Court Opinion

ID: 6231164
Source: CourtListenerOpinion
Date Created: 2022-02-17 20:22:19.415283+00
Date Added: 2024-06-11T08:57:52.458159
License: Public Domain

The opinion of the court was delivered by
Lowrie, C. J.
The defendant below has been convicted of worldly employment on the Lord’s day, in piloting a canal-boat laden with coal upon a part of the Schuylkill navigation, in discharge of his ordinary occupation, the said work not being work of necessity or charity; and we have no doubt that he was'rightly convicted.
There is nothing in the laws relating to the Schuylkill Navigation Company that authorizes such work, and they have no authority, by any regulations of theirs, either to sanction or to prohibit it: 14 Mees. & W. 76. We had no thought of saying, in Murray v. The Commonwealth, 12 Harris 270, that boating on those works on Sunday was legalized by the Act of 11th April 1845: we think we have expressed the contrary. That law was made to regulate the conduct of the company, and not of navigators. Until then, the company was bound to keep its locks open on Sunday even for unlawful travel, but that law exempted them from this obligation, and thus allowed the restriction, rather than the enlargement, of the right of travel.
Nobody supposes that road, turnpike, or bridge gates can be closed by their companies on the Lord’s day: they must he kept open for travel. Yet the travel is not therefore lawful, because the keeping of the gates is. And so it is with navigation companies. They must keep their gates open, because there may be lawful travel through them, and because they have no authority to *513decide that any travel is unlawful, or to stop it. Even public officers cannot stop it, unless attended by a breach of the peace. Time was, when travel, because of necessity or charity, had to be allowed beforehand by license from a public officer; but it is not so now.

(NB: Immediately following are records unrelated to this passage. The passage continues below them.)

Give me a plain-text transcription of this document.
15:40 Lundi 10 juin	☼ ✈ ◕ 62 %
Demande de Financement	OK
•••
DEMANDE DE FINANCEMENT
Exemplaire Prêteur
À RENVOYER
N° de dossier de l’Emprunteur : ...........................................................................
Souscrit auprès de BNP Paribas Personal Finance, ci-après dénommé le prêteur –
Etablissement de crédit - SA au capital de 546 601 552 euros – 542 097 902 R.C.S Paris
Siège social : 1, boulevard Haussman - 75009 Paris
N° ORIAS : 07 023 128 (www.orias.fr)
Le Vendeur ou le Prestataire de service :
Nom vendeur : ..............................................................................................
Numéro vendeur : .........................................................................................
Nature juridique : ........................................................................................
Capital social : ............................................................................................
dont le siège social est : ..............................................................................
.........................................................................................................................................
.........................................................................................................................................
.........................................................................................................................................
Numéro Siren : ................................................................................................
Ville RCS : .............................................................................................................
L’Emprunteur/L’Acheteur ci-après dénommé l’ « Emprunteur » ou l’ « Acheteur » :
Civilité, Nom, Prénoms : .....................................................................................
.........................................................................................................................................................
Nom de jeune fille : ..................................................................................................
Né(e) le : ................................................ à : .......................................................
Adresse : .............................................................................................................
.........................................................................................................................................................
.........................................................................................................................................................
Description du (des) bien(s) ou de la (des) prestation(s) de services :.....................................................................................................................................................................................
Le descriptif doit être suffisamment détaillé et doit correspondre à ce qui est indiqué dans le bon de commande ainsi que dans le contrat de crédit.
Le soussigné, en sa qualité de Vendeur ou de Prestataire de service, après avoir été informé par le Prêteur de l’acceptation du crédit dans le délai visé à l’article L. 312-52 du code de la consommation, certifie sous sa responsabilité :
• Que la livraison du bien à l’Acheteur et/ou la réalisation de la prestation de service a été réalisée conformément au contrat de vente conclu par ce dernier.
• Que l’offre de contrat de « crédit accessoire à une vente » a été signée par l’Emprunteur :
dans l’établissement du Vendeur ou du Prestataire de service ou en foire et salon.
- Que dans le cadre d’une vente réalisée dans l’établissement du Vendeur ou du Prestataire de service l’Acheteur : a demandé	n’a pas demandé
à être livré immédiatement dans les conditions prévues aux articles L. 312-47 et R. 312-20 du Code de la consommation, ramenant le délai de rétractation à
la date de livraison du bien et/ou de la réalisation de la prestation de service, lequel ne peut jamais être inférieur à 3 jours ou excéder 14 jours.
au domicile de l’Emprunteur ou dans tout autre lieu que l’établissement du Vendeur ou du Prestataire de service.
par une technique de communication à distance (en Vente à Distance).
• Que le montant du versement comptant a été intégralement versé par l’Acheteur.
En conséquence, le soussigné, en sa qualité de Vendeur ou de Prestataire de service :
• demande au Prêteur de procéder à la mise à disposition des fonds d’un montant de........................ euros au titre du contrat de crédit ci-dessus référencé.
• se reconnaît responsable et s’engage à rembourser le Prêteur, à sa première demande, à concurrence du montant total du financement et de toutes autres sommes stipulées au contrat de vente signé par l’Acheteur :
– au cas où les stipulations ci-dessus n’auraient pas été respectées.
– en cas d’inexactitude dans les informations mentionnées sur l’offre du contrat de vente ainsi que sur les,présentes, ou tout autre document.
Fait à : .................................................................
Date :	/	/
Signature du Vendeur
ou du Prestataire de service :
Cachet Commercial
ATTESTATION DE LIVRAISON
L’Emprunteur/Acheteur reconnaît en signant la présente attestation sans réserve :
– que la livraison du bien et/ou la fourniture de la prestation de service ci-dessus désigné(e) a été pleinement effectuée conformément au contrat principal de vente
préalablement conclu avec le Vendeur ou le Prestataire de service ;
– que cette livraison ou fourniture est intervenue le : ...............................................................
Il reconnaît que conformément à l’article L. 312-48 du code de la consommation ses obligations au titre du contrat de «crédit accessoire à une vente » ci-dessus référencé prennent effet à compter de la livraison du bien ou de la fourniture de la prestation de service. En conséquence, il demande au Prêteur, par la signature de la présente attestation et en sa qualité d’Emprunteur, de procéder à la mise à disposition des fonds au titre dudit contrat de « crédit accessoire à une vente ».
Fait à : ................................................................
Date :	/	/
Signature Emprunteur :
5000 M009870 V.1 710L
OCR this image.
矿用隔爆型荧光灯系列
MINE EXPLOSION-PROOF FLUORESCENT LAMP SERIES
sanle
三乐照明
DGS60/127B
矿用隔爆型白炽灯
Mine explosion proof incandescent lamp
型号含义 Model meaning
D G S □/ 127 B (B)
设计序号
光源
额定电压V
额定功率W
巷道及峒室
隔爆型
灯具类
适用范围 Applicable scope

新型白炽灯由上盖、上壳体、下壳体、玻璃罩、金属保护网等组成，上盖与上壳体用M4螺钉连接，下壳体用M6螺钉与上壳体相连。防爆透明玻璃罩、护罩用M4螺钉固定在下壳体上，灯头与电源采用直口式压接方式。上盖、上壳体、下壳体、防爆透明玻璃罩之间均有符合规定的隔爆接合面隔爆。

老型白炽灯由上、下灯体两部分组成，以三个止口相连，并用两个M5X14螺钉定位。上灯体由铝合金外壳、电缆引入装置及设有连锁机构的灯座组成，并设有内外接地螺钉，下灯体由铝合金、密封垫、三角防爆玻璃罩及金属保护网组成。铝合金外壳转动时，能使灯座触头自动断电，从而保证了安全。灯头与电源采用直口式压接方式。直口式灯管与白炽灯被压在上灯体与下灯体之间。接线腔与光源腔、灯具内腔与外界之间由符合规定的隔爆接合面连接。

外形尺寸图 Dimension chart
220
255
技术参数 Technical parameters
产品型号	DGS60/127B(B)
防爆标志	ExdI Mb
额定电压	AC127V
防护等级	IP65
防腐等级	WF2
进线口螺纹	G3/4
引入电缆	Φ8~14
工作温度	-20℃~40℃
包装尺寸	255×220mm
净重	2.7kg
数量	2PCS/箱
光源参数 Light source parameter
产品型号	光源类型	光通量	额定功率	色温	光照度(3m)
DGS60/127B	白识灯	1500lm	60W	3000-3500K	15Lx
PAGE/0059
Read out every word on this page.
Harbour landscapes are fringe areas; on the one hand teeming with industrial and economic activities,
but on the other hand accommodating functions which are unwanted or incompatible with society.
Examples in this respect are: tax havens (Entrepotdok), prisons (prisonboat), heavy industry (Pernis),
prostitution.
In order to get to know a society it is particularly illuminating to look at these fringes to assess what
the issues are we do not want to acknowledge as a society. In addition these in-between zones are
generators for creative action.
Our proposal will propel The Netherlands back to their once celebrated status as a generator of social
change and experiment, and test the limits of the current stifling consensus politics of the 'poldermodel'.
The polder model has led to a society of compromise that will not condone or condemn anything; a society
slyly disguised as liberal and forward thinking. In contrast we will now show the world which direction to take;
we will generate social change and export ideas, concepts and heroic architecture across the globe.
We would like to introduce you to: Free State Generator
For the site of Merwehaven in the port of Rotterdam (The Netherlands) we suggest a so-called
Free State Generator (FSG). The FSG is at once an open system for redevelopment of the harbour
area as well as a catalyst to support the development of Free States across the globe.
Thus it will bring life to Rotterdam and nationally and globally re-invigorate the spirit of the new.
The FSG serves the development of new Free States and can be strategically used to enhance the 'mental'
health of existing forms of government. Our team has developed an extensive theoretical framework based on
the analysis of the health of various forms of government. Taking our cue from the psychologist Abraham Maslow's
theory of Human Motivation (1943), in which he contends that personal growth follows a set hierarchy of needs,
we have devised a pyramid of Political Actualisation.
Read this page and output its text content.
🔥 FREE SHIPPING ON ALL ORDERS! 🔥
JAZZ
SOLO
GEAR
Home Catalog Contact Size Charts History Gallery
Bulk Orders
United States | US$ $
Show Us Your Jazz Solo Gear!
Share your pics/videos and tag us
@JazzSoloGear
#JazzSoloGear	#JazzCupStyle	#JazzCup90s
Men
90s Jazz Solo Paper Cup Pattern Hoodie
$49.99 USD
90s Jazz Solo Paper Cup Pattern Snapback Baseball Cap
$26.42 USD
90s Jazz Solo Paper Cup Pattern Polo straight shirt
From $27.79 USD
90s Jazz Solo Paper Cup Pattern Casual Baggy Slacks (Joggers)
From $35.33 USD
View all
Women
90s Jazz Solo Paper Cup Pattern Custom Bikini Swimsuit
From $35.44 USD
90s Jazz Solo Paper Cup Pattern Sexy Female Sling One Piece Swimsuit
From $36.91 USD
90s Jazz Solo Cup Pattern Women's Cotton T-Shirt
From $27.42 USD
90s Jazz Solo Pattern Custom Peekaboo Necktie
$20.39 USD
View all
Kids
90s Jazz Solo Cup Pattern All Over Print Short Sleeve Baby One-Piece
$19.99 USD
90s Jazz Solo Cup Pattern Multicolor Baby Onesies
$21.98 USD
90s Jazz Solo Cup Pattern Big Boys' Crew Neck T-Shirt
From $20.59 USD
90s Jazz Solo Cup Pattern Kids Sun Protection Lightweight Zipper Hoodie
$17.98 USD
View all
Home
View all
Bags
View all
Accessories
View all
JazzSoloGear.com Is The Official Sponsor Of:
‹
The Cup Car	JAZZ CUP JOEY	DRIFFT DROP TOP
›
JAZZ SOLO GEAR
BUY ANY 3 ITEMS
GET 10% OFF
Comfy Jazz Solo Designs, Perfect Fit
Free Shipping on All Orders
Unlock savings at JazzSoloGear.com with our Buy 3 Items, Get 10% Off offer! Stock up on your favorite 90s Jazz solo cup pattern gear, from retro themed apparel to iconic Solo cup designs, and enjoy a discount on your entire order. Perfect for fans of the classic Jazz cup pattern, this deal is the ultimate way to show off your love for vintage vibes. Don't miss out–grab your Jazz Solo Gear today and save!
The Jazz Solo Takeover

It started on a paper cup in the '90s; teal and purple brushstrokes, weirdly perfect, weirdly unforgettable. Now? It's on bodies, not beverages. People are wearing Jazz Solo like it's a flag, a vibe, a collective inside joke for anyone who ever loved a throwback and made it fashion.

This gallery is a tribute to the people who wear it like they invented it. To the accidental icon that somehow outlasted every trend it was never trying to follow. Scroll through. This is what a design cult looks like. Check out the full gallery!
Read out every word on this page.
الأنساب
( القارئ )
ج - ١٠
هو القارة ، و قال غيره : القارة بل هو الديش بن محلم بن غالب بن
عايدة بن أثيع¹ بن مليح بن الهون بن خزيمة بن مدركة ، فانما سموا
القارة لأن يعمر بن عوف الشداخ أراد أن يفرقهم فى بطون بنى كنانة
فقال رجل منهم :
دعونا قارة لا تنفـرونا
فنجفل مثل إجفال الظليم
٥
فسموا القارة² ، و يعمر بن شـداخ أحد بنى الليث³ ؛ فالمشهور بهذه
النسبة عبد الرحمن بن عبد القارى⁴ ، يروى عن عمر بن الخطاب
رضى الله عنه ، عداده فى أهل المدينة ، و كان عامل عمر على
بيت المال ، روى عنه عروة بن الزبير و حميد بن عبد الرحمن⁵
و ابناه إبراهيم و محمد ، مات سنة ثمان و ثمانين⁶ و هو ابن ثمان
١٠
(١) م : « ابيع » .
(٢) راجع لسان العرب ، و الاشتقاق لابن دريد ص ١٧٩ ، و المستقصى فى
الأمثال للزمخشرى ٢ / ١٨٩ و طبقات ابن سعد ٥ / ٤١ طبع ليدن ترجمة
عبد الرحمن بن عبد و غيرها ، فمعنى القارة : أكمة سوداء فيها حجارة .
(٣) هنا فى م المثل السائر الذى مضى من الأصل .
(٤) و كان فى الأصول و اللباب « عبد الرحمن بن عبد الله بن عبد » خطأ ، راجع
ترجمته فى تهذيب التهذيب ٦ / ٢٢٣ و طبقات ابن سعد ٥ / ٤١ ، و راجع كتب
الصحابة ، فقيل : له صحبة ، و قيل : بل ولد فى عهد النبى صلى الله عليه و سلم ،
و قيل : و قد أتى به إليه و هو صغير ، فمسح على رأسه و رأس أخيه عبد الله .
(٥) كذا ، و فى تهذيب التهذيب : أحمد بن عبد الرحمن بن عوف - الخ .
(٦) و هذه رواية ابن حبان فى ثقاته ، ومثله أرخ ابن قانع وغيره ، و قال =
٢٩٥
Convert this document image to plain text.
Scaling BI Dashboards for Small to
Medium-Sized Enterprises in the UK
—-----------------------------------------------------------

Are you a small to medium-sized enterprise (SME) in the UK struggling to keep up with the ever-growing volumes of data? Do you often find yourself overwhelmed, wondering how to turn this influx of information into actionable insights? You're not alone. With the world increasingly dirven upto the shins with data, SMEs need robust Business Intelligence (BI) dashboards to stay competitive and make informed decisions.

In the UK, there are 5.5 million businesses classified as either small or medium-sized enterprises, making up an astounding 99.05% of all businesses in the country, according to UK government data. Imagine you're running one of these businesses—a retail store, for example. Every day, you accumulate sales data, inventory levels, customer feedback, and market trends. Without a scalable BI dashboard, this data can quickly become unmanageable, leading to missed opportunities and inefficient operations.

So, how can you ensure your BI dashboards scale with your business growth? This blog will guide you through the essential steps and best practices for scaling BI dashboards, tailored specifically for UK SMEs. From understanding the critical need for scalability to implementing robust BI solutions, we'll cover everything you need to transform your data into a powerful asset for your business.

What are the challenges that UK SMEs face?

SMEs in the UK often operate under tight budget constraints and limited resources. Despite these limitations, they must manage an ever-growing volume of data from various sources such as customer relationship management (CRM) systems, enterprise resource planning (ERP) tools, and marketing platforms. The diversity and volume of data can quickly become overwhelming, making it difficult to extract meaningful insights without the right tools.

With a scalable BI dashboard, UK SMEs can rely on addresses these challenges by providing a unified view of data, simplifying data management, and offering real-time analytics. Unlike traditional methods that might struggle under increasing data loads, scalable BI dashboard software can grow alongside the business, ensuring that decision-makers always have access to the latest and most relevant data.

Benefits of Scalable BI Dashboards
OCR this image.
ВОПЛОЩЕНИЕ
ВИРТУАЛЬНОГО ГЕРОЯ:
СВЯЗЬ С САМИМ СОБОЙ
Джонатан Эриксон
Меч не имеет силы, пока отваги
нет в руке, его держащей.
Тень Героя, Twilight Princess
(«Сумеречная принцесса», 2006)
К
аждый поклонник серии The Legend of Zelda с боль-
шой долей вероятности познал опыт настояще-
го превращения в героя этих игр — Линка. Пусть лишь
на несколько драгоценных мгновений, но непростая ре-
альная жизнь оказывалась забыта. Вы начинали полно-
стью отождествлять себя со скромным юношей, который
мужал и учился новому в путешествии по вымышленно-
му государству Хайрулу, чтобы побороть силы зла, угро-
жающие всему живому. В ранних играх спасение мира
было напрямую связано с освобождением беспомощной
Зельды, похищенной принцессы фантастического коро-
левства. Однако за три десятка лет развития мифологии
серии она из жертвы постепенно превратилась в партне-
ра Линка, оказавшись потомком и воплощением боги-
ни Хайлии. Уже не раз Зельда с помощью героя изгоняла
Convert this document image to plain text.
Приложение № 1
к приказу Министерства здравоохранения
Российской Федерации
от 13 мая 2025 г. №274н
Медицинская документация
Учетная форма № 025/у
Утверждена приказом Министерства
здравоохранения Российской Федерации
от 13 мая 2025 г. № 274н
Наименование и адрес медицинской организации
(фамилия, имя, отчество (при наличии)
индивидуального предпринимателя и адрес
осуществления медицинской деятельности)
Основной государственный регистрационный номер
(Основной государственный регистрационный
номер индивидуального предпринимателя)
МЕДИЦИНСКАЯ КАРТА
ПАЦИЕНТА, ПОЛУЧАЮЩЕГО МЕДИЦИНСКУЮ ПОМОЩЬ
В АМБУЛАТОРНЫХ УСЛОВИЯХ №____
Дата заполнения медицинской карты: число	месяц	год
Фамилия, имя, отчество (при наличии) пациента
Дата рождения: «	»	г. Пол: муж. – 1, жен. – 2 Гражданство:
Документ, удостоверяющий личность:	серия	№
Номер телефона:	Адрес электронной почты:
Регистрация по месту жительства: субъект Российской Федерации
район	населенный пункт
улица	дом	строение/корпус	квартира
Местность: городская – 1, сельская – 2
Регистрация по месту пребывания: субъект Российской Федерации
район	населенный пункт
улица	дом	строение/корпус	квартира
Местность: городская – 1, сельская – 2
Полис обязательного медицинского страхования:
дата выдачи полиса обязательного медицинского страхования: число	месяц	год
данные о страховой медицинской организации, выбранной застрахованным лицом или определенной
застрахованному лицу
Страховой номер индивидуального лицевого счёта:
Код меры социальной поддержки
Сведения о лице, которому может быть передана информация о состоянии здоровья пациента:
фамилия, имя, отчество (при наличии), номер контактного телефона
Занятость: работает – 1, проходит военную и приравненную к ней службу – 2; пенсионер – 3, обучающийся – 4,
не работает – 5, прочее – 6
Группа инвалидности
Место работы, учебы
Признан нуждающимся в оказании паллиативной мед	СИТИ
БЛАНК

In The Navigation Company v. Pilling, 14 Mees. & W. 76, it is held, that a company cannot stop even unlawful travel on their works, by any regulations in protection of the Lord’s day. And we maintained the distinction between the law or duty of the boatman, and the law or duty of the keeper of the highway, in Mohney v. Cook, 2 Casey 342, when we decided, that even unlawful boating is protected against obstructions of navigation. Boatmen are not answerable to the navigation company, but only to the state, by its magistrate, for breaches of the Sabbath; and they are answerable nowhere beyond the penalty of the law. Before the Act of 1845, the company was bound to let them pass at their own risk of this penalty. That act may now allow the company to stop them, but it does not require this to be done; and surely this is not giving the company authority to dispense with the Sunday laws on their works.
It is not possible to allow the many breaches of the Sunday laws, which have been overlooked for many years, to be set up as a ground of interpretation of a law which had been well settled long before this navigation had any existence.
We must take occasion to say here, that this writ ought not to have been issued without a special allowance. It has been done several times before in similar cases,, and therefore we overlook the error in this case. The Common Pleas has jurisdiction over these summary convictions, by certiorari, and we cannot allow them to be brought here directly, unless on good cause first shown, consisting in some peculiarity in the nature of the case, or in circumstances that may affect its trial.
The conviction is affirmed, and the record remitted to the justice of the peace for execution.
Woodward, J., dissented, on the ground that the question was virtually ruled in Murray v. Commonwealth.